Maristella: O que significa, então, pensar nas ciências sociais da América Latina no século XXI, no quadro da modernidade avançada e do atual sistema de dominação?

Silvia: Creio que outra ciência social deve ser feita, uma ciência que não divorcie o cérebro do corpo, a ética da política, o fazer de pensar. A ciência social realmente existente não difere muito daquela que Tamayo criticou. E as obras de Reinaga abundam em conceitos/metáforas em cuja bricolagem vislumbro outro tipo de teoria sobre o colonialismo intelectual na América Latina e sobre o colonialismo em geral. Por outro lado, a modernidade que Tamayo experimentou não é muito diferente da de hoje: continua a ser uma estrutura de pilhagem e colonização mental. Com um fator agravante: nas primeiras décadas do século XX havia muito mais pessoas urbanas, mestiças e de elite em La Paz, que falavam Aymara perfeitamente, enquanto hoje a dimensão simbólica do índio se tornou pigmentada e baseada em simulacros, o que nos mostra que estamos perdendo a batalha linguística. No que diz respeito à colonização mental, as ciências sociais – junto a várias outras – deveriam concentrar-se na criação de ferramentas conceituais, técnicas e materiais para resistir à pilhagem tanto de recursos materiais como de pessoas (mãos, cérebros) ou, pelo menos, para nos ajudar a sobreviver a ela.
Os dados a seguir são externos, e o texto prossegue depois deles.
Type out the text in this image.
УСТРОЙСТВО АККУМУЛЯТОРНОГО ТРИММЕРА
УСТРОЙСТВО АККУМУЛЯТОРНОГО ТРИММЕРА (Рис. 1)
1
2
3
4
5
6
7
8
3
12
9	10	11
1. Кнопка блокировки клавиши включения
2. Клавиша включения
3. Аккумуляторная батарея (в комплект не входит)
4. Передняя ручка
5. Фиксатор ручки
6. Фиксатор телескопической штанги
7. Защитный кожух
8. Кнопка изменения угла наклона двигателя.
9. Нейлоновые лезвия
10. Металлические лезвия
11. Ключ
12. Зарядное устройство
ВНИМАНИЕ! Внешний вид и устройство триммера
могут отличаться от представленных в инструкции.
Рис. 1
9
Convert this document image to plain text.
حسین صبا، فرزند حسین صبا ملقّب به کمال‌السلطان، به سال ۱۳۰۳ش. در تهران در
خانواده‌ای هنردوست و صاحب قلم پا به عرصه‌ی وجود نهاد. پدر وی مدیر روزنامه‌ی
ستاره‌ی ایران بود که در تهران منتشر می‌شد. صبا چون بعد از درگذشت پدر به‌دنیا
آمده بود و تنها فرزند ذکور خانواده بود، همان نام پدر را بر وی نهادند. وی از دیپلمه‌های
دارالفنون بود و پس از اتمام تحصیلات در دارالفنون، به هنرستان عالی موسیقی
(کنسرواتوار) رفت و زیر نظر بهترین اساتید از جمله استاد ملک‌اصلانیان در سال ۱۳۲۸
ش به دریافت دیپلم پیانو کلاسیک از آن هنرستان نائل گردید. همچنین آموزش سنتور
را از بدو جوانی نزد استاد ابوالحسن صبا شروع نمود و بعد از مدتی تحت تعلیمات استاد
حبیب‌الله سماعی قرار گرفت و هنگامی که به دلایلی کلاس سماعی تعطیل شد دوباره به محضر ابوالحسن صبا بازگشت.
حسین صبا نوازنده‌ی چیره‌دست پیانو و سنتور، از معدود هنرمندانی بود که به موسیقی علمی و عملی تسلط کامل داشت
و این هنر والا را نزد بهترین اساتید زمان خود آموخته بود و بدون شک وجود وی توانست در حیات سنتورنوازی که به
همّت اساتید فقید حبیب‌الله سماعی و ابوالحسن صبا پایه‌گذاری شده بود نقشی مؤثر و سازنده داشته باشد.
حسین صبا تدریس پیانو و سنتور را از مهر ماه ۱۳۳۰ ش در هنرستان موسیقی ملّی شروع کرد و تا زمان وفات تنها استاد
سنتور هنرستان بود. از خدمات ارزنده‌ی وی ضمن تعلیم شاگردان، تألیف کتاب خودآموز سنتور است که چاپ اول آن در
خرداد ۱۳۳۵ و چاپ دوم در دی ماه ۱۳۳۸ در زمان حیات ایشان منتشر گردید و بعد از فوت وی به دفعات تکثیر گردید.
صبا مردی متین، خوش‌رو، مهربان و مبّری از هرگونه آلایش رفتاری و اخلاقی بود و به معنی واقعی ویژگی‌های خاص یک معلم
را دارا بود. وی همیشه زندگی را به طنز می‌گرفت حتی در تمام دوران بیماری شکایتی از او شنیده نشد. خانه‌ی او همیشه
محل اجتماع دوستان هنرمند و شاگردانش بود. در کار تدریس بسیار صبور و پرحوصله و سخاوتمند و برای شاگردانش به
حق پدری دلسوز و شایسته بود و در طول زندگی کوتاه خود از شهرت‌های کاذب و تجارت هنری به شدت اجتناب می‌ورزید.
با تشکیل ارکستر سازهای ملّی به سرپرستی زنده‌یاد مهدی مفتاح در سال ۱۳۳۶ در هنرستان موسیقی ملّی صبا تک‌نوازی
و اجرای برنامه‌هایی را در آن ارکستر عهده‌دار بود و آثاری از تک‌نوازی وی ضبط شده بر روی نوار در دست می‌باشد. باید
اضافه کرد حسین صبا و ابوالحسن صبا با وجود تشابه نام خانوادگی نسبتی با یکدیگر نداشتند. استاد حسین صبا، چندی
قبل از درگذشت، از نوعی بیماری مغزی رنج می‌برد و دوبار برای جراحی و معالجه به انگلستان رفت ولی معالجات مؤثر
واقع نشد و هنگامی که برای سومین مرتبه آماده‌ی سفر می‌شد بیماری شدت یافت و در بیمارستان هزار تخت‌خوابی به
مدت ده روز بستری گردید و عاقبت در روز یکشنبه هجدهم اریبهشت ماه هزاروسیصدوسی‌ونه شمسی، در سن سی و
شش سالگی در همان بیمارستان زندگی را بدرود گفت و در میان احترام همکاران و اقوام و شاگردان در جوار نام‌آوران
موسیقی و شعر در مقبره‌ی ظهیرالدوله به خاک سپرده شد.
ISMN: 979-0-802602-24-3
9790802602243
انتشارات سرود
Para além da pilhagem, esta modernidade imposta baseia-se na cultura do direito. A ciência social hegemônica tem de lidar com um fosso muito profundo entre a lei e a sua prática, entre a teoria e a violação da teoria. Colocar-se estritamente num dos polos deste binário é uma atitude de suicídio coletivo, que é transferida para todo o pensamento público. Face a este estado de confusão, o que a ciência social deveria estar fazendo era revolucionar a episteme. Criar um campo de jogo entre o patrimônio europeu e o nosso próprio patrimônio, no qual possamos, com autonomia, recriar um pensamento e um gesto capaz de ultrapassar o “double bind” ou a esquizofrenia colonial de que Tamayo falou. E isto deve ser feito por qualquer meio, não só nas ciências sociais mas também na matemática, agronomia, engenharia e na multiplicidade de disciplinas que são necessárias para o presente e agora da humanidade e do planeta, não só da ciência.

Acima de tudo, a nova ciência social deveria abandonar a camisa de força da sociedade, deixar de se limitar às coisas humanas, relações e conflitos sociais, e tornar-se mais uma das ciências da vida. É por isso que me sinto muito insatisfeita com as ciências sociais existentes, considero-as como satrapias. Esclareço que tenho o luxo de dizer isto porque agora estou livre da universidade, eu me aposentei e com várias amigas e colegas criamos um espaço9 no qual patrocinamos um “curso livre” no Verão e no Inverno, entre muitas outras atividades. A geração mais jovem de intelectuais e acadêmicos que trabalham na universidade tem de lidar com coisas mais danosas e vastas, como as revistas indexadas – que tive a sorte de não conhecer – ou a excessiva carga administrativa imposta às universidades pelo neoliberalismo.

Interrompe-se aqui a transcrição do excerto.